Arjun: One hundred thousand dormant email IDs from your existing list. Ninety days. NeoMails only. ZeroCPM as the economic test. No Alpha pricing commitment — that comes after. No platform migration. No IT change. No budget beyond your existing email programme. This isn’t a transformation programme. It is a contained economic test.
Maya: What does success look like at day 90?
Arjun: Three numbers. Attention Churn Rate down on the pilot cohort. Real Reach up. REACQ% on those 100,000 IDs at zero — they don’t appear in your paid acquisition spend during the 90 days because they’re being reached through owned channels.
He did not add a fourth metric. He did not decorate the answer. That helped.
Maya: And if those three move?
Arjun: Then we have a different conversation. That is when Meridian enters — your Best customers, Context Graphs built on clean data, Alpha pricing with a Beta baseline we can both stand behind. But that conversation only makes sense after this one is proven. Ninety days. Three numbers. One thing at a time.
Maya is quiet for a moment. She’s doing the calculation.
Maya: What’s my downside if this doesn’t work?
Arjun: You spent 90 days learning something real about your dormant base and how your Rest customers respond to Relate. The IDs were dormant to begin with — you weren’t generating revenue from them anyway. The risk isn’t losing what you have. It’s the cost of finding out something you needed to know.
Maya asks the last question. The one she always asks.
Maya: I’ve been in this industry fifteen years. Every few years a new framework arrives that’s going to change everything. The language changes. The problem stays the same. Why is this different?

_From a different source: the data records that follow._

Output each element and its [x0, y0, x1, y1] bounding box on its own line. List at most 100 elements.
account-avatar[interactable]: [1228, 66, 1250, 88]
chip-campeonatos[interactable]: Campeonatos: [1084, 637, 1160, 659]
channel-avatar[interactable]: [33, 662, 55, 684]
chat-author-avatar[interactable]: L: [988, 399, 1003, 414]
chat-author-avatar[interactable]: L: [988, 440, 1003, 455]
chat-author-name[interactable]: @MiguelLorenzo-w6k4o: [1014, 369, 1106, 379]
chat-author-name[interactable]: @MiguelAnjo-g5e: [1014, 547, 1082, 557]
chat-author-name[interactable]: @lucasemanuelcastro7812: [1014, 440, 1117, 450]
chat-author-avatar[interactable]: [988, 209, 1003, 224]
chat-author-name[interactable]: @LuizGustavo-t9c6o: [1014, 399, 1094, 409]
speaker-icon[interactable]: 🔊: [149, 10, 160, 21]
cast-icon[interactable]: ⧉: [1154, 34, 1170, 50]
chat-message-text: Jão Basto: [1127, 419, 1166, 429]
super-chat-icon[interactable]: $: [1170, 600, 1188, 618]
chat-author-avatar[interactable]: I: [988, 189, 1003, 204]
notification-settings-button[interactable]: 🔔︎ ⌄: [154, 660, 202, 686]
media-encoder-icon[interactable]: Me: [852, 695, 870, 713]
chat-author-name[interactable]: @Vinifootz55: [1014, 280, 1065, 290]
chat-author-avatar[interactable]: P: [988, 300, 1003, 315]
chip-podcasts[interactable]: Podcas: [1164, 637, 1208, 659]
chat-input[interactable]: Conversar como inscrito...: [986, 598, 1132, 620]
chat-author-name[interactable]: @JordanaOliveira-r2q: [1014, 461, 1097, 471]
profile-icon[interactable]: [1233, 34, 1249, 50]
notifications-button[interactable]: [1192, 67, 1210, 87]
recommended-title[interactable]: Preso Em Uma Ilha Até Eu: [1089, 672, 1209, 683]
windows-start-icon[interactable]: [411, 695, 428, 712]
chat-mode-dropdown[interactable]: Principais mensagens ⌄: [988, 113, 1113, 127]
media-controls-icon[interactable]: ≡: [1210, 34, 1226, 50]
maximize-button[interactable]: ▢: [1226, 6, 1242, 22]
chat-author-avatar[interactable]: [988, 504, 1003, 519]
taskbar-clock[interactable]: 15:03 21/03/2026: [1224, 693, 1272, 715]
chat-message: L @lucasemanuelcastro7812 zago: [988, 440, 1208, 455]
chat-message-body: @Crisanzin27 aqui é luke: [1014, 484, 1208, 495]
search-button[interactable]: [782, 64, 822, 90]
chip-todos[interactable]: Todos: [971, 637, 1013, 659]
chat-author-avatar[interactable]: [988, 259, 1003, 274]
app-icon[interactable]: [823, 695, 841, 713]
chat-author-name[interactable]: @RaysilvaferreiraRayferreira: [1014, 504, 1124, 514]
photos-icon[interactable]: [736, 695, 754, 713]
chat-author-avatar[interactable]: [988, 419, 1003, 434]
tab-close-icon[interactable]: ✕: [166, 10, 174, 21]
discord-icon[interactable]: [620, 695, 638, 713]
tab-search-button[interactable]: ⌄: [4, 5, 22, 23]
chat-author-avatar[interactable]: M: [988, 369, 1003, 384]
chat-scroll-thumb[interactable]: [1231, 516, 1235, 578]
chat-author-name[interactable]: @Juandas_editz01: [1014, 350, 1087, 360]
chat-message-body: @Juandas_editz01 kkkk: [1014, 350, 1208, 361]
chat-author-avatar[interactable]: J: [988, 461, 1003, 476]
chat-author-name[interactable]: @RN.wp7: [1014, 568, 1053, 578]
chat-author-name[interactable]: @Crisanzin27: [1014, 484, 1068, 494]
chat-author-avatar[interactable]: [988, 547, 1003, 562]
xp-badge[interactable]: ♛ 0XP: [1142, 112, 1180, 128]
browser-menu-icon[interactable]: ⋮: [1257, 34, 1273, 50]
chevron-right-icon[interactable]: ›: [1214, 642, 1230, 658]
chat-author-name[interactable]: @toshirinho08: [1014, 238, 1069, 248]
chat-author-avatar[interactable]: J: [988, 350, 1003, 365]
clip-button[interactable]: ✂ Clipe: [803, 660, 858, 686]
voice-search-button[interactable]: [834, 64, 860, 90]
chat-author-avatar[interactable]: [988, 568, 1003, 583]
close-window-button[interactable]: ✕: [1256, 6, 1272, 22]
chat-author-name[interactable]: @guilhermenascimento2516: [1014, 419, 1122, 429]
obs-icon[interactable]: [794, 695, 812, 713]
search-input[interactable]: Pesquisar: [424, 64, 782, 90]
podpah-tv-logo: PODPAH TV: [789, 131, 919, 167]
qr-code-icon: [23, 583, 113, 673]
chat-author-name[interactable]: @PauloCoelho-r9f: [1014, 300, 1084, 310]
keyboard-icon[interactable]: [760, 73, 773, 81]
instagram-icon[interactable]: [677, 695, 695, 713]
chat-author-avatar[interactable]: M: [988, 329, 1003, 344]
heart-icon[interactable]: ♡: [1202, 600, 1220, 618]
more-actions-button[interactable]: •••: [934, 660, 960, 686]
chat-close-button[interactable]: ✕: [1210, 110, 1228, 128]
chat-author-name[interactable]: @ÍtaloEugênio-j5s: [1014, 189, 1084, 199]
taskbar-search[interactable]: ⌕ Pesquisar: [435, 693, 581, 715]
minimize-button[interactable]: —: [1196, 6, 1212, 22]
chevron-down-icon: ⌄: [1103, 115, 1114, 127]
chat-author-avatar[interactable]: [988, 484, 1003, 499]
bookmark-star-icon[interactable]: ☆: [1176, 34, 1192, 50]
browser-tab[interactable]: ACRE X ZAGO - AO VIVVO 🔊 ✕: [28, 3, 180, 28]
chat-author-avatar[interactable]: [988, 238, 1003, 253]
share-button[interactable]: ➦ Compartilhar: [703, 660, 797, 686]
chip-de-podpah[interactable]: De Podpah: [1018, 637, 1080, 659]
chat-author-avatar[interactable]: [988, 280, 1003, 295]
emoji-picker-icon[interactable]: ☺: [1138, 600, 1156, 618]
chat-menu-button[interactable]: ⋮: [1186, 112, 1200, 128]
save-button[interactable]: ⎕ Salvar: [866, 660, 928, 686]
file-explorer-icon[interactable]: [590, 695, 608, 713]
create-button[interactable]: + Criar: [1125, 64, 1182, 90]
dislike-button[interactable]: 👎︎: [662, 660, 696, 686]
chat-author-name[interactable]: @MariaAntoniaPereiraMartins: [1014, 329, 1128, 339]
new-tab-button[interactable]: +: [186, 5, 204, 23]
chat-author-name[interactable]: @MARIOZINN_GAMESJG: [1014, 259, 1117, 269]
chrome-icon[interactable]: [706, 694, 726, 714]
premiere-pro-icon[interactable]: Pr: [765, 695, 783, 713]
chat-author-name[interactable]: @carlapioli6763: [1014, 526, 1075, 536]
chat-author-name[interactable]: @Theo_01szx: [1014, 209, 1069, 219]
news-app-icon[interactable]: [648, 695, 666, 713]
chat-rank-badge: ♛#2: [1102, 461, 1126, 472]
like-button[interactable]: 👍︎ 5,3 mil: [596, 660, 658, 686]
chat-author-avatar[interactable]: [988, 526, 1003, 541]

Arjun: You’re right that the problem has stayed the same. The Reacquisition Tax has been on your P&L for years, under different names. What’s changed is the infrastructure. We can now see it — measure it — and stop paying it. Whether that’s us, test it and find out. Ninety days. Three numbers. Your own data.
A silence. Maya looks at the printed page one more time. The 67%.
Maya: Send me the pilot proposal by Thursday. Detailed on the baseline governance — my CFO will want to read it before I brief him.
Arjun: Done. One thing — do you want me to call it a pilot in the proposal?
Maya: No. Call it a test. My team takes tests more seriously than pilots.
Arjun: Noted. A test.
Key Takeaway: Maya doesn’t transform. She takes one small, credible step. That is the most persuasive possible close — because it is exactly what a smart CMO would do.
After the Meeting
Arjun leaves. Maya sits alone for two minutes before her next meeting pulls her in. The printed page is still on the table. She picks it up and looks at the 67% again. She opens her laptop and pulls up the paid acquisition report from last quarter — something she has looked at dozens of times, but never quite this way. She starts cross-referencing: how many of the customers marked ‘new’ have a prior purchase on record. She doesn’t finish the calculation before her EA appears at the door.
But before she stands up, she sends Arjun a message.
“Thursday is fine. Make the economics section detailed. My CFO will read it.”